Palestine, choses vues
Un reportage des archives de la Revue Passages (N° 189, novembre 2016)
Sonya Ciesnik
Qalandia check point… C’est juste une part de la routine, vous vous le dites à vous-même avec appréhension. Le bruit métallique des portes rappelle la prison, et la pensée de la prison provoque immédiatement une soif extrême, un désir de boire, plus fort que toute sorte de peur ou d’indignation… Et maintenant il y a le regard narquois de la soldate de Tsahal aperçu de derrière la fenêtre insonorisée de son poste, contrôlant toute possibilité de communication. La queue des Palestiniens au check point fait pression instinctivement pour franchir le barrage, une masse collective de corps dans laquelle l’on pourrait se perdre. Ici, dans les territoires, un peuple sous occupation est en train d’être divisé, avec un sentiment d’effacement, sans que personne ne puisse entendre son cri de protestation : le microphone a été éteint.
Le printemps arabe a été comme une flamme allumée en 2011 en Tunisie et qui s’est propagée à travers le monde arabe, perturbant les ordres sociaux et politiques, et délogeant des régimes tyranniques qui semblaient destinés à durer éternellement. Le feu a pris au Maroc, en Algérie, au Yémen, à Bahreïn et à Oman sous forme de manifestations. Des régimes sont tombés en Libye et en Égypte. Alors qu’ailleurs des populations entières descendaient dans la rue, pourquoi n’y a-t-il pas eu de soulèvement important en Palestine ? Alors que diverses manifestations étaient organisées à Ramallah, le problème essentiel étant de savoir s’il fallait privilégier la main ou le gant. Les Palestiniens devaient-ils s’attaquer à leur politique intérieure gangrenée ou à l’occupation israélienne ? Ce que les Israéliens ont vécu comme une période de calme relatif, les Palestiniens l’ont vécu comme une asphyxie lente et constante : plus de colonies, plus d’expulsions, plus d’assignations à résidence, et plus de terres perdues en raison du mur qui sépare leur territoire de celui d’Israël.
En septembre 2016, en compagnie de Gerard Sebag, journaliste de France Télévisions, j’ai été guidée autour de Ramallah par Kaied, un journaliste local d’une vingtaine d’années. Kaied, qui vit à Naplouse mais travaille à Ramallah, possède une façon particulière et détachée de décrire les monuments et les bâtiments. C’était comme si nous les regardions à travers un voile qui nous empêchait de voir leur plein potentiel. Alors qu’il avait des amis qui avaient vécu en Arabie Saoudite et au Koweït pour de meilleures possibilités d’emploi, Kaied avait choisi de rester en Cisjordanie et de travailler dans le domaine des droits des citoyens et du développement social. À cette fin, il nous a proposé de rencontrer les dirigeants locaux du mouvement Fatah, des comités de femmes palestiniennes ainsi qu’un expert travaillant avec le président palestinien Mahmoud Abbas.

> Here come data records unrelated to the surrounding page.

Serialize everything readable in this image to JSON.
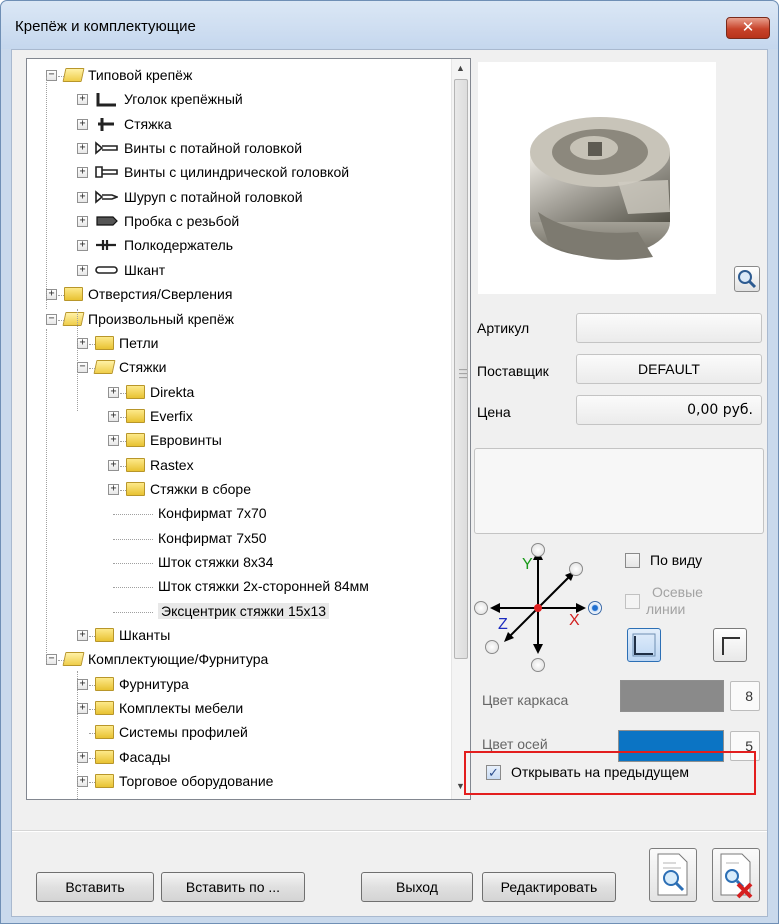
{
  "window": {
    "title": "Крепёж и комплектующие",
    "close_glyph": "✕"
  },
  "tree": {
    "nodes": [
      {
        "label": "Типовой крепёж",
        "expander": "−",
        "icon": "folder-open-icon"
      },
      {
        "label": "Уголок крепёжный",
        "expander": "+",
        "icon": "angle-bracket-icon"
      },
      {
        "label": "Стяжка",
        "expander": "+",
        "icon": "tie-icon"
      },
      {
        "label": "Винты с потайной головкой",
        "expander": "+",
        "icon": "countersunk-screw-icon"
      },
      {
        "label": "Винты с цилиндрической головкой",
        "expander": "+",
        "icon": "cylinder-screw-icon"
      },
      {
        "label": "Шуруп с потайной головкой",
        "expander": "+",
        "icon": "wood-screw-icon"
      },
      {
        "label": "Пробка с резьбой",
        "expander": "+",
        "icon": "threaded-plug-icon"
      },
      {
        "label": "Полкодержатель",
        "expander": "+",
        "icon": "shelf-support-icon"
      },
      {
        "label": "Шкант",
        "expander": "+",
        "icon": "dowel-icon"
      },
      {
        "label": "Отверстия/Сверления",
        "expander": "+",
        "icon": "folder-icon"
      },
      {
        "label": "Произвольный крепёж",
        "expander": "−",
        "icon": "folder-open-icon"
      },
      {
        "label": "Петли",
        "expander": "+",
        "icon": "folder-icon"
      },
      {
        "label": "Стяжки",
        "expander": "−",
        "icon": "folder-open-icon"
      },
      {
        "label": "Direkta",
        "expander": "+",
        "icon": "folder-icon"
      },
      {
        "label": "Everfix",
        "expander": "+",
        "icon": "folder-icon"
      },
      {
        "label": "Евровинты",
        "expander": "+",
        "icon": "folder-icon"
      },
      {
        "label": "Rastex",
        "expander": "+",
        "icon": "folder-icon"
      },
      {
        "label": "Стяжки в сборе",
        "expander": "+",
        "icon": "folder-icon"
      },
      {
        "label": "Конфирмат 7х70",
        "expander": "",
        "icon": ""
      },
      {
        "label": "Конфирмат 7х50",
        "expander": "",
        "icon": ""
      },
      {
        "label": "Шток стяжки 8х34",
        "expander": "",
        "icon": ""
      },
      {
        "label": "Шток стяжки 2х-сторонней 84мм",
        "expander": "",
        "icon": ""
      },
      {
        "label": "Эксцентрик стяжки 15х13",
        "expander": "",
        "icon": ""
      },
      {
        "label": "Шканты",
        "expander": "+",
        "icon": "folder-icon"
      },
      {
        "label": "Комплектующие/Фурнитура",
        "expander": "−",
        "icon": "folder-open-icon"
      },
      {
        "label": "Фурнитура",
        "expander": "+",
        "icon": "folder-icon"
      },
      {
        "label": "Комплекты мебели",
        "expander": "+",
        "icon": "folder-icon"
      },
      {
        "label": "Системы профилей",
        "expander": "",
        "icon": "folder-icon"
      },
      {
        "label": "Фасады",
        "expander": "+",
        "icon": "folder-icon"
      },
      {
        "label": "Торговое оборудование",
        "expander": "+",
        "icon": "folder-icon"
      }
    ],
    "selected": "Эксцентрик стяжки 15х13"
  },
  "details": {
    "article_label": "Артикул",
    "article_value": "",
    "supplier_label": "Поставщик",
    "supplier_value": "DEFAULT",
    "price_label": "Цена",
    "price_value": "0,00 руб."
  },
  "view": {
    "by_view_label": "По виду",
    "by_view_checked": false,
    "axis_lines_label_1": "Осевые",
    "axis_lines_label_2": "линии",
    "axis_lines_checked": false,
    "axis_y": "Y",
    "axis_x": "X",
    "axis_z": "Z"
  },
  "colors": {
    "frame_label": "Цвет каркаса",
    "frame_color": "#8a8a8a",
    "frame_value": "8",
    "axes_label": "Цвет осей",
    "axes_color": "#0b74c4",
    "axes_value": "5"
  },
  "remember": {
    "label": "Открывать на предыдущем",
    "checked": true
  },
  "buttons": {
    "insert": "Вставить",
    "insert_by": "Вставить по ...",
    "exit": "Выход",
    "edit": "Редактировать"
  }
}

Alors que nous attendions Kaied au milieu de la poussière tourbillonnante et du trafic, juste après le check point de Qalandia, devant le mur séparant les territoires palestiniens d’Israël, nous avions sous les yeux toute l’histoire tragique racontée par des peintures murales : des soldats israéliens fantomatiques et sans visage tirant sur des femmes et des enfants, et quelques mètres plus bas, un feddayin qui riposte, embusqué derrière des rochers. À Tel-Aviv, sur un panneau publicitaire, le message était très différent : des soldats de Tsahal vantaient une série télévisée dans laquelle des jeunes hommes et femmes, vêtus d’uniformes, aux sourires rayonnants, se posaient en défenseurs de la nation. Le passage d’un territoire à l’autre formait un décalage comme dans une maison-miroir.
Difficile de rester objectif dans ce contexte. Rester objectif serait l’équivalent de rester indifférent. Ainsi de Jean Genet défendant la Révolution palestinienne dans les années 1970 avec son livre Le Captif Amoureux, et lucide sur le fait que les dirigeants palestiniens comptaient en tirer profit, je me suis mise à douter que je servais à mon tour à une « opération de propagande ».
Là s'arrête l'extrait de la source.